A Corporal held up his hand and Will produced a note from Dr. Rush, countersigned by Captain Hadley, for unimpeded passage. Will leaned down and took the note, tucking it in his waistcoat pocket and buttoning his outer jacket up again.
“I would question those herders closely. They say they are driving the beeves to Valley Forge. That is a long way to go on foot and they may prefer to sell to the Crown.”
“Oh, do they now,” the Corporal responded. “We have dealt with their like before. We will ease their travels by escorting them to the next crossroads.” He grinned. “There is a Continental paymaster there and a large enclosure for cattle. They will be back across the river in no time but surely not the happier for it.”
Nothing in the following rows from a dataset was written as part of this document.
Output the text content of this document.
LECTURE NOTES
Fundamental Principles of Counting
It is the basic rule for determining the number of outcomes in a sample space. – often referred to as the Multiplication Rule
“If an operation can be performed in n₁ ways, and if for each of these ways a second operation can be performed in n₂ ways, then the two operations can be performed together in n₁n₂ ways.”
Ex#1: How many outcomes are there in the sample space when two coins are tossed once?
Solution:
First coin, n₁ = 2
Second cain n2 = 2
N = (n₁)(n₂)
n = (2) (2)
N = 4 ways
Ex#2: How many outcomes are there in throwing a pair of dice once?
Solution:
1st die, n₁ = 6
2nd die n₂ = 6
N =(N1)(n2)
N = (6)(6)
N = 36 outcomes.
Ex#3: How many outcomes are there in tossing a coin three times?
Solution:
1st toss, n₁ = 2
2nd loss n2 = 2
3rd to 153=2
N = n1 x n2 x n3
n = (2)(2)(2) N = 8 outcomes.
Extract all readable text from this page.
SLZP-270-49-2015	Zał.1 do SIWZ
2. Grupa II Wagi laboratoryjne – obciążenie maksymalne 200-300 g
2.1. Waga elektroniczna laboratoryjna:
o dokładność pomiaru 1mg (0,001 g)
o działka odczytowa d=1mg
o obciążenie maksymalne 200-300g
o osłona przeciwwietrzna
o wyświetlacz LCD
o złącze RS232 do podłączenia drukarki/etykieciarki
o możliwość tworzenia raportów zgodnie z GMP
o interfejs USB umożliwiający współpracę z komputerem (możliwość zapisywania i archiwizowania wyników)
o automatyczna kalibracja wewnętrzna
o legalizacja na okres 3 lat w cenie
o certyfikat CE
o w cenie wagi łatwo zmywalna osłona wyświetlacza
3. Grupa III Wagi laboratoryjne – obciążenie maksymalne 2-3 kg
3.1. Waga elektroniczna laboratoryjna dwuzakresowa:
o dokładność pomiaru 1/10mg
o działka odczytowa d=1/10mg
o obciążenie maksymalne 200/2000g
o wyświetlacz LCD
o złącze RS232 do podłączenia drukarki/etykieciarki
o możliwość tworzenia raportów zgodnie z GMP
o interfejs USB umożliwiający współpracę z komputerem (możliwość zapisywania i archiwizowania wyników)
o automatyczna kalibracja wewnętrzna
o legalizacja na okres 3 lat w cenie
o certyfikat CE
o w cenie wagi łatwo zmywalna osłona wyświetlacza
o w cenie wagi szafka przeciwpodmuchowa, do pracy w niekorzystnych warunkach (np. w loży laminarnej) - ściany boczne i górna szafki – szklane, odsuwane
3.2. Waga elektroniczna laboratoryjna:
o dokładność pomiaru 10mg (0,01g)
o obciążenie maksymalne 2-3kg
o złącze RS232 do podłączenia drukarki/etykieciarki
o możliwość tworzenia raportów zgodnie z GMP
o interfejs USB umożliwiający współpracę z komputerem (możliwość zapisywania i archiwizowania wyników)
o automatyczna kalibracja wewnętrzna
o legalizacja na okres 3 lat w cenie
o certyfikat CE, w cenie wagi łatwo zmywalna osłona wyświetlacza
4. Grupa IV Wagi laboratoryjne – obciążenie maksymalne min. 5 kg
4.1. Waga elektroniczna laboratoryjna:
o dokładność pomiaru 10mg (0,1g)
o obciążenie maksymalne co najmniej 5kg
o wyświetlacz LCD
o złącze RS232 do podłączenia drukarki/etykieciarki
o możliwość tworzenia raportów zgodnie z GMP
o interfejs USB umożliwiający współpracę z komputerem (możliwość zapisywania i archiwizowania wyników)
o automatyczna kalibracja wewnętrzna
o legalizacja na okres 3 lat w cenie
It took Will the better part of the day of hard riding to cover the forty-six miles to Valley Forge. He was stopped twice by roving militias and once by cavalry on patrol. It was almost dark when he found the Gulph Road leading to camp and the side road to the solid stone house that served as General Washington’s headquarters. Tired from being in the saddle since dawn, he dismounted stiffly and tied Big Red’s reins to the post. He was starving for he had nothing to eat but some hard bread and a bit of cheese Mercy had given him from Reverend Witherspoon’s kitchen. Candles burned in every window, illuminating four of the General’s personal guards, the flames reflected in the polished bayonets on their muskets. He unbuckled the saddlebags, slung them over his shoulder and, after stating his purpose was admitted.
An orderly sat at a small table in the narrow center hallway, barely leaving enough room for officers to pass into the adjoining rooms or ascend the stairway.
“Letters and dispatches for General Washington,” Will said, feeling the rush of warm air from the fireplace ablaze in the room to his right. A group of officers sat on benches close to the fire, their backs to the hallway, listening to one reading from a sheet of paper.